Basically, if you have some kind of cloud based server infrastructure and you do logging, the goal is to get it aggregated in a place where you can do something productive with it. We are talking about a time series database where it is all about the metadata and less about the message. The message is still important but only if you can query it out of millions of other and possibly very similar messages without too much hassle.
Fallacy #1 is believing that a log event is a string. It's not. You might believe it is a string and format it as a string and you might even have some semi structured way of doing that and tools that feed your confirmation bias by treating logs as lines of text. But in the end you something is going to be picking that string apart to extract some meta data just so it can be inserted in a database and aggregated to the right place. Half the success is not losing the data that matters through wacky formatting, using the wrong tools for the job, etc.
Of course this picking apart if strings is a lot easier if you use some kind of standardized log event format. Which one is appropriate probably depends on where you aggregate your logs. The trick here is avoiding building assumptions about this into your software and avoiding prematurely discarding information that upstream aggregations might benefit from. A lot of stuff happens in between where you invoke some info or warn function in your code and where a message gets stored in some log event aggregator.
Some of the better logging frameworks typically have these features: log levels, an API for logging, an external way of configuring the output of the log engine (formatting, coloring, filtering things out), and some notion of attaching meta data to the events.
The latter is one of those things that are super useful but also one that relatively few developers even know is possible. If you are unfamiliar with the notion of a Mapped Diagnostic Context (MDC): this is where you put any structured information related to sessions, thread ids, and other context.
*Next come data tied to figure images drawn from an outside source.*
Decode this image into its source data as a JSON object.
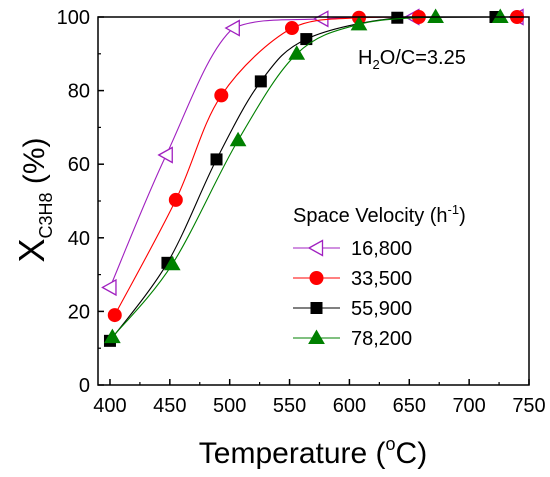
{
  "chart_data": {
    "type": "line",
    "title": "",
    "xlabel": "Temperature (oC)",
    "ylabel": "XC3H8 (%)",
    "xlim": [
      390,
      750
    ],
    "ylim": [
      0,
      100
    ],
    "xticks": [
      400,
      450,
      500,
      550,
      600,
      650,
      700,
      750
    ],
    "yticks": [
      0,
      20,
      40,
      60,
      80,
      100
    ],
    "annotation": "H2O/C=3.25",
    "legend": {
      "title": "Space Velocity (h-1)",
      "position": "center-right"
    },
    "grid": false,
    "series": [
      {
        "name": "16,800",
        "color": "#a020c0",
        "marker": "triangle-left-open",
        "points": [
          [
            400,
            26.5
          ],
          [
            447,
            62.5
          ],
          [
            503,
            97
          ],
          [
            577,
            99.5
          ],
          [
            653,
            100
          ],
          [
            740,
            100
          ]
        ]
      },
      {
        "name": "33,500",
        "color": "#ff0000",
        "marker": "circle-filled",
        "points": [
          [
            404,
            19
          ],
          [
            455,
            50.3
          ],
          [
            493,
            78.7
          ],
          [
            552,
            97
          ],
          [
            608,
            99.8
          ],
          [
            658,
            100
          ],
          [
            740,
            100
          ]
        ]
      },
      {
        "name": "55,900",
        "color": "#000000",
        "marker": "square-filled",
        "points": [
          [
            400,
            12
          ],
          [
            448,
            33.2
          ],
          [
            489,
            61.3
          ],
          [
            526,
            82.5
          ],
          [
            564,
            94
          ],
          [
            640,
            99.8
          ],
          [
            722,
            100
          ]
        ]
      },
      {
        "name": "78,200",
        "color": "#008000",
        "marker": "triangle-up-filled",
        "points": [
          [
            402,
            13
          ],
          [
            452,
            32.8
          ],
          [
            507,
            66.5
          ],
          [
            556,
            90
          ],
          [
            608,
            98
          ],
          [
            672,
            100
          ],
          [
            726,
            100
          ]
        ]
      }
    ]
  },
  "labels": {
    "xlabel_main": "Temperature (",
    "xlabel_sup": "o",
    "xlabel_end": "C)",
    "ylabel_main": "X",
    "ylabel_sub": "C3H8",
    "ylabel_end": " (%)",
    "annot_h": "H",
    "annot_2": "2",
    "annot_rest": "O/C=3.25",
    "legend_title_main": "Space Velocity (h",
    "legend_title_sup": "-1",
    "legend_title_end": ")"
  }
}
Preserving this information all the way to your log aggregator is the goal.
I think we got some of this right in the standard Julia logging frontend. We allow the user to attach arbitrary key value pairs (name=data) to the event, and also automatically attach some statically known context such as source location.
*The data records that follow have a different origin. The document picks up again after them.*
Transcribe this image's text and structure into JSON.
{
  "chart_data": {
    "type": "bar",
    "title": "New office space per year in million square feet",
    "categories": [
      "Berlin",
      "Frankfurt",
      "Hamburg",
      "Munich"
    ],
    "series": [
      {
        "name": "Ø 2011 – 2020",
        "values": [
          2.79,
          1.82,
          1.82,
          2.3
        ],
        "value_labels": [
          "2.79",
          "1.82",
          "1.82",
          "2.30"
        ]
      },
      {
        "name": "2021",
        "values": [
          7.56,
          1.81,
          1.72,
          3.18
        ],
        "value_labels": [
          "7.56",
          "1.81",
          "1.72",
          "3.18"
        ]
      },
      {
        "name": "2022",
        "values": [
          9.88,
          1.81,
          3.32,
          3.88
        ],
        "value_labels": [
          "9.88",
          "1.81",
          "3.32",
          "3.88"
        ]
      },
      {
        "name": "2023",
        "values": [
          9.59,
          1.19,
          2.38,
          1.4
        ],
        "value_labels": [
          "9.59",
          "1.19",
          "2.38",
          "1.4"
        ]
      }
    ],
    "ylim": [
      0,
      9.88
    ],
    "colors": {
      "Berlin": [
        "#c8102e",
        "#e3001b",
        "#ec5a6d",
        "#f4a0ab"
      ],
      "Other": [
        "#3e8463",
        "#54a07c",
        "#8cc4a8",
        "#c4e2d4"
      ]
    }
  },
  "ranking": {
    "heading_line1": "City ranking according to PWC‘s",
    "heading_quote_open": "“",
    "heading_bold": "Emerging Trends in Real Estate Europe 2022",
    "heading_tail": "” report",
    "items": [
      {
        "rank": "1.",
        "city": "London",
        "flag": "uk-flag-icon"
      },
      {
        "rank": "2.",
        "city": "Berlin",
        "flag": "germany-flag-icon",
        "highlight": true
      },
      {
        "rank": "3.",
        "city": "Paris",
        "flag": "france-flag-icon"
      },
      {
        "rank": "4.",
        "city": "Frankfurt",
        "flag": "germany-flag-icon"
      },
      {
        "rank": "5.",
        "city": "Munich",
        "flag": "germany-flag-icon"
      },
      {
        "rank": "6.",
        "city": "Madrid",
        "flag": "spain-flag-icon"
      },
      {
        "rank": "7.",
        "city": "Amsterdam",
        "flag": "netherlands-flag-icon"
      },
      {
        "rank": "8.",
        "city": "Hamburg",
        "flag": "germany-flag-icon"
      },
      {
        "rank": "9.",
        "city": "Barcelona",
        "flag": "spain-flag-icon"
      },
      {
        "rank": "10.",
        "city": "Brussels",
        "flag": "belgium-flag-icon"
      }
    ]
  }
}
(The loggers are also dynamically scoped to the task, which has several good properties. For example it gives great control over attaching context known by the caller to the callee's messages and over dynamically routing or filtering messages. Sort of like MDC but more convenient.)
I generally find it easier to have an explicit "context" object and pass that around in an operation, and then log once that context has been built up. If you're lucky, the logging framework will do that for you.
Bunyan did this the Right Way from the get go, using `log.child`. 
Spinning up an entire Graylog seems overkill in order to log a couple of dozen lines per day.
Have a syslog-ng running locally on all your hosts and forwarding logs to a central one. Applications can easily send logs to syslog, all languages/loggers support it.
The central syslog can listen for remote logs and save everything into /storage/hostname/year-month-date/file.log for example. This allows you to grep everything from that host.
It's simple and it uses very little resources.
is pretty good for structured logging. But as always: depends on your needs especially with regards to indexing as loki stores only the raw log data and set labels.
But putting new data into it via POST is pretty simple
You can set up with one of their Beelines, or just send JSON to the REST endpoint.
TRACE = low-level details
DEBUG = details
INFO = good to know
WARN = might want to look into this
ERROR = definitely look into this
FATAL = why it died
Just log directly to json, it makes any processing later so much easier.